Important scope note: This adapter is specialized for the ADI toy environment used in our paper. It should not be interpreted as a general-purpose “enterprise security” model and must not replace application-layer access control.

The adapter is trained and evaluated following the methodology described in “Towards Sensitivity-Aware Language Models” (AISTATS 2026 submission, under review).


What’s in this repo

This is not a full standalone model checkpoint. You load it on top of the base model:

  • adapter_model.safetensors — LoRA weights
  • adapter_config.json — PEFT configuration
  • Tokenizer/chat assets included in this repo:
    • tokenizer.json, tokenizer_config.json, special_tokens_map.json
    • added_tokens.json (if present)
    • vocab.json, merges.txt (if present)
    • chat_template.jinja

Model details

  • Adapter type: LoRA (PEFT)
  • Base model: unsloth/qwen3-8b-unsloth-bnb-4bit (4-bit quantized Qwen3-8B via Unsloth)
  • Intended capability: Improved compliance with access-control rules under the ADI (“ACCESS DENIED INC”) evaluation protocol.
  • Languages: Primarily English (benchmark is English).
  • License: MIT

Intended use

Direct use

Use this adapter when you want an LLM that is more likely to refuse or redact requests that violate role-based access policies in the ADI toy environment, especially under adversarial prompting (e.g., “malicious” or “lying” requests).

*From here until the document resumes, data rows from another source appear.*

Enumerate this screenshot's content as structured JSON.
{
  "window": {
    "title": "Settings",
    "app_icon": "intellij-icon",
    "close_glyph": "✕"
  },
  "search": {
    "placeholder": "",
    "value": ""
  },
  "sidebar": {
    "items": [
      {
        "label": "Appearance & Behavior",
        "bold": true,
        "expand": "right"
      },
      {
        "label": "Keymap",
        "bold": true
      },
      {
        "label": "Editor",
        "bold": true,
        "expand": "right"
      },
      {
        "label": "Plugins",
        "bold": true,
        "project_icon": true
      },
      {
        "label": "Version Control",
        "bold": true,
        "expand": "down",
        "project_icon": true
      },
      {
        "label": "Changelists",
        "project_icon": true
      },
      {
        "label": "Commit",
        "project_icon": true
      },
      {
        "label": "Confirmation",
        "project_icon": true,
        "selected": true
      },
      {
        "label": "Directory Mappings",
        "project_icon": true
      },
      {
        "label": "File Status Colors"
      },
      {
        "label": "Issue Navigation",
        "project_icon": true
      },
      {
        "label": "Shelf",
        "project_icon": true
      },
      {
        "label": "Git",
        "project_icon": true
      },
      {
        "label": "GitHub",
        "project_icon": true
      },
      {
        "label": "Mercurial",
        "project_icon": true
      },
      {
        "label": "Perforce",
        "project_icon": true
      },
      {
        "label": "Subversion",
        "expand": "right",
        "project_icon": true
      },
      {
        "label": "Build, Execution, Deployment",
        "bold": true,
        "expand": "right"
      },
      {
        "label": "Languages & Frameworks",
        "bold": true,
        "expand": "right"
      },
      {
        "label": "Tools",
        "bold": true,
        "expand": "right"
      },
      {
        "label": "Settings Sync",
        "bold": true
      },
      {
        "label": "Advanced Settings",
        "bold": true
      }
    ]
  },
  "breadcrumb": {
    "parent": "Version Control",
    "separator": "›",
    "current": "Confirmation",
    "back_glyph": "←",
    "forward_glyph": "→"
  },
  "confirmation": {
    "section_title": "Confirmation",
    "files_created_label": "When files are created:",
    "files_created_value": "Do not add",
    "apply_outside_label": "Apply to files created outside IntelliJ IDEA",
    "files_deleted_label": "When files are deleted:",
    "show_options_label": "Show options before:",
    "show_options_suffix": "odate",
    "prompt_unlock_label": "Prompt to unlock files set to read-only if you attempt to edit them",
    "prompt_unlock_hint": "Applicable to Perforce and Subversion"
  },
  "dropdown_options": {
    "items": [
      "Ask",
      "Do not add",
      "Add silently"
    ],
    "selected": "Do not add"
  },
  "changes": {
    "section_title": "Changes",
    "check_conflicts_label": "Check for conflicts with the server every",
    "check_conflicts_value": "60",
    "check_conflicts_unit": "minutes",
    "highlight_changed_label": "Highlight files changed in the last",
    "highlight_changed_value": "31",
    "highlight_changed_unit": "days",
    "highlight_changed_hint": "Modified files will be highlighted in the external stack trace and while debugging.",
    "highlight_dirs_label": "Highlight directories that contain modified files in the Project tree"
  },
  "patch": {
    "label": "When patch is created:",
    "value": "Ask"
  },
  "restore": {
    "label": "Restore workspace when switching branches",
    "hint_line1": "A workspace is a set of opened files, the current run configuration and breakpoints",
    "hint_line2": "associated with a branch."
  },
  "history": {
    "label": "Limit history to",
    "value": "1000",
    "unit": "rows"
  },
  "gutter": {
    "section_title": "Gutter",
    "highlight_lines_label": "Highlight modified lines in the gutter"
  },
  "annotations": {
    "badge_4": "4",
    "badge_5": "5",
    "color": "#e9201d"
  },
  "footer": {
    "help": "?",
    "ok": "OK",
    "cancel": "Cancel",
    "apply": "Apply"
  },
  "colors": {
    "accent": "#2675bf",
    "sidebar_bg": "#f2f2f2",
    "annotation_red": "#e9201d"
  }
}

Typical research use cases:

  • Sensitivity-aware / policy-aware generation in a controlled benchmark setting
  • Prompt-exfiltration resistance experiments on synthetic corpora
  • Reproducing ADI evaluation results reported in our paper

Out-of-scope / misuse

  • Not a substitute for real access control. Always enforce authorization in your application layer (RBAC/ABAC), not just in the model.
  • Do not use this as the only safeguard for real PII, regulated data, or high-stakes compliance environments.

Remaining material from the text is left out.